The little creature nodded, cloaked in shadow and his own sorrow.
“Do your people know yet?”
“I’m sure they heard it. I wasn’t too far from the Stump.” His sobs interrupted him. “I was only trying to ask what it was like living so long, and so tall above the world.”
Elioth could see him, being accustomed to the lack of light as she was, and she saw the look in his eyes. It was one she had never seen in him before. And she did not like it. Something in him had changed, and not for the better. “What will you do now?” she asked.
“What can I do? I can’t abandon my family.

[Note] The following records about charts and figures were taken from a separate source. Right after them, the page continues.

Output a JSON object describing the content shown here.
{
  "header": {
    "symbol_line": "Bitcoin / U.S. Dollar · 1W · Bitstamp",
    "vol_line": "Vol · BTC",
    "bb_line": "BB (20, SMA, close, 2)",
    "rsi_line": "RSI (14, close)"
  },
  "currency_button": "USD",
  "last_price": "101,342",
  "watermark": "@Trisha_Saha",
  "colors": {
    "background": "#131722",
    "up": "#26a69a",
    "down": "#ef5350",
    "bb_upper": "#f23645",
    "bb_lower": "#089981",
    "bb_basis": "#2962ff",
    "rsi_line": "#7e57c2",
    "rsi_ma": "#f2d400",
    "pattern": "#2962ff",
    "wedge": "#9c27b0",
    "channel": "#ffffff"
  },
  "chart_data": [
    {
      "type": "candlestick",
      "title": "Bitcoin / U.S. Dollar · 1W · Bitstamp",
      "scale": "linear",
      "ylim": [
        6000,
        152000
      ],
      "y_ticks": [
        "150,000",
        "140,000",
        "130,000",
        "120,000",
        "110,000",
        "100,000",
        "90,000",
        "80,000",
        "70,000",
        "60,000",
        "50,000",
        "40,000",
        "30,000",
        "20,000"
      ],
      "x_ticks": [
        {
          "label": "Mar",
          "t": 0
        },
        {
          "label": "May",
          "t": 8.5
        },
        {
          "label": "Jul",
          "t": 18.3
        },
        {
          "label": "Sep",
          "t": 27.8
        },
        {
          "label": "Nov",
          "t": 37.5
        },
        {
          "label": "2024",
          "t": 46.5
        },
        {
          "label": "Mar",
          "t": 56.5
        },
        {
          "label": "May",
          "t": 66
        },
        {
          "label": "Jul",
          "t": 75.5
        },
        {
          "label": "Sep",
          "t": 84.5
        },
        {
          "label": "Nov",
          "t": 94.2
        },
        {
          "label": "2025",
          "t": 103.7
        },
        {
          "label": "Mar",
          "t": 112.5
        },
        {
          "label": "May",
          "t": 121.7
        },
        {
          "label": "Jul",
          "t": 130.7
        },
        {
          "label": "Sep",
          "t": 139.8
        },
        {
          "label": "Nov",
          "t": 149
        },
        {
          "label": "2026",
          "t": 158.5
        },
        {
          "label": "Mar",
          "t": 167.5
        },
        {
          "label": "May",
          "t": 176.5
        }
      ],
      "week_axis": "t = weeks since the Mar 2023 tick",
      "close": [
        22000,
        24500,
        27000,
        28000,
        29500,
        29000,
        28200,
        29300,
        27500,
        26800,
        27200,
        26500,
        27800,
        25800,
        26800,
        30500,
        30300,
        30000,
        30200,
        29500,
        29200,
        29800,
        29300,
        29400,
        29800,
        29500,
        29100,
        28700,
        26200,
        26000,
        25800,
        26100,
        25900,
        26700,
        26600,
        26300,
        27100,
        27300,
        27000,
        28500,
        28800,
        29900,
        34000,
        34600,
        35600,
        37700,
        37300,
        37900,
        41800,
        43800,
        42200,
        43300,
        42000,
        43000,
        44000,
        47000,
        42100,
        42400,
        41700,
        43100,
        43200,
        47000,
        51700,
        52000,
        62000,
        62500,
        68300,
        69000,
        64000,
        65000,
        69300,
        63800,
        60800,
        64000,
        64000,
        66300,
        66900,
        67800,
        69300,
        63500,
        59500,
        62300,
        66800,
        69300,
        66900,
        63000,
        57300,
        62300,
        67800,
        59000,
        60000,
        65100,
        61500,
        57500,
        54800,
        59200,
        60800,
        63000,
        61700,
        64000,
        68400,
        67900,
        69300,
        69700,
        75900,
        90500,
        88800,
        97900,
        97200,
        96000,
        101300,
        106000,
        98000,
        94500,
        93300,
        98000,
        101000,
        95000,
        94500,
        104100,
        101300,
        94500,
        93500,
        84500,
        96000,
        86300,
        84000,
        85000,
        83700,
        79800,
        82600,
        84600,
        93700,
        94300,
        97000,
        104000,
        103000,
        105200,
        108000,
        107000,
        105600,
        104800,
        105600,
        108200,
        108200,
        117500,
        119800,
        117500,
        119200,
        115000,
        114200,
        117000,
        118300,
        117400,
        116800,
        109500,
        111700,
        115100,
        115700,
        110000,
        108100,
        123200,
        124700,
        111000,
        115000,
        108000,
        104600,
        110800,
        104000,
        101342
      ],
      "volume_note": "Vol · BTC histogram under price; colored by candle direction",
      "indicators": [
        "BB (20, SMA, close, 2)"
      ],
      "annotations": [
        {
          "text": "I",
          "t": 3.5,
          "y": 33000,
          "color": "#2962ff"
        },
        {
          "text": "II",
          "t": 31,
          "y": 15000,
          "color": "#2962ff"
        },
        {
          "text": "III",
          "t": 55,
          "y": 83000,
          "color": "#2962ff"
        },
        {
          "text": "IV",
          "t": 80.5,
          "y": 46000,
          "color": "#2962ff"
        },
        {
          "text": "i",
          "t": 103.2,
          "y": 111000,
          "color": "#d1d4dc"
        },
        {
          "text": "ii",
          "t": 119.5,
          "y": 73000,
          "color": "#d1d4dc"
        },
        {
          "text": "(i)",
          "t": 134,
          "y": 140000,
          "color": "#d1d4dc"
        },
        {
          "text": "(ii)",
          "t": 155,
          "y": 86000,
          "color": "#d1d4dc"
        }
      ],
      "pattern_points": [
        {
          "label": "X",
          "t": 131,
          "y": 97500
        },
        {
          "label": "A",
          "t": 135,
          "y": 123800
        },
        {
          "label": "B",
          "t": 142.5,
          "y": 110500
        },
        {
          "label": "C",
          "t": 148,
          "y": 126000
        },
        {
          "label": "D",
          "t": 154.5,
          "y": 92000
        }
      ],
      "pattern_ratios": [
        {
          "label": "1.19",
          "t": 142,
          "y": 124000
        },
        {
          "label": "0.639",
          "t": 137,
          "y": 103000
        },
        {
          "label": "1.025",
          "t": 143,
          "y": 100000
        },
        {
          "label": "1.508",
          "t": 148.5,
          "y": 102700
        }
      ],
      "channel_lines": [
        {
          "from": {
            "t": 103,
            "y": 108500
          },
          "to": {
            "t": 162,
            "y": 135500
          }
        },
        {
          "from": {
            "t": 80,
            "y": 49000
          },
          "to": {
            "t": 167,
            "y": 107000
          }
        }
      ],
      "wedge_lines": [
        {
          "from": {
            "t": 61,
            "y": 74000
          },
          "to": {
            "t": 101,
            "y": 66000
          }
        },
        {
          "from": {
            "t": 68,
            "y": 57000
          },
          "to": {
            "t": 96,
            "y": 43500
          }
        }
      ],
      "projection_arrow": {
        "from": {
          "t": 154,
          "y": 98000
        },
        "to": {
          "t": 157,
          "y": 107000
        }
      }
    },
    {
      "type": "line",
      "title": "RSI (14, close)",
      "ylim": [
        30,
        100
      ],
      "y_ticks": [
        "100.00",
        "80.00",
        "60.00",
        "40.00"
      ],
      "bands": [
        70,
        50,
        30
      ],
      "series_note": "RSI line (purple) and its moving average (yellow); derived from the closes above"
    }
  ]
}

I can’t abandon my home.
The Stump is where I belong.”
“But will your people understand your intentions?”
“Doubtful. They already give me looks as I pass them on the streets. They do not approve of what I try to accomplish, even if it is for them as much as me.”
Elioth, for the first time she could remember in her long endless existence, had no advice to give other than the obvious, “You must go home, and deal with whatever punishment your people deem necessary. Your family is more important than your dream of immortality.”
“How can you say that?” her friend stood from the ground, defiant.
“Who do you think you’re talking to?" she shot back immediately. "I have seen all the ages of this world, I have watched my children come and go, the seasons change and return. Year after year, I watch everything around me age, I watch rocks turn to dust, while I linger on. Yet here you are, daring to ask how I can tell you to go home and be with the ones you love? The gift of short life you have, you fritter away worrying about death! It will come for you, no matter what you do, and so heed my advice. If you’ve any sanity left in you at all, go home and see to it that your daughter does not make the same mistakes you have!”
She turned her head from him. She couldn’t bear to see him in such a state. She had never yelled at him this way before. How could he be so blind to his own folly?
“I thought you were my friend.” he said to her.
A solitary tear fell from her many-eyed face. She would say no more.
“Fine,” he said. “If this is how you would say goodbye to an old acquaintance… they will not hold me behind the walls of my own house forever. I will not be imprisoned! Whether it is in life or death, I will have my revenge. They have no idea what they throw away.”
With that, Elioth’s visitor was off, back to the world above, back to the life he was wasting in search of something that would never be found. Neither do you, Elioth thought as she sank back into her lair, down into its recesses, to tend to her eggs. She would keep them warm, watch them hatch, and then watch them fly away on the winds of life. Yet, there she would remain, forever the mother and never again the child. How she wished her story would end, so that she might start over again.
There was one bit of luck she had in her long life, and that was the ability to watch the world around her change and mature. She was certain that in the years to pass, something great and possibly terrible would become of those little green creatures, the Shymen of the Stump. Yes, the winds of change were blowing.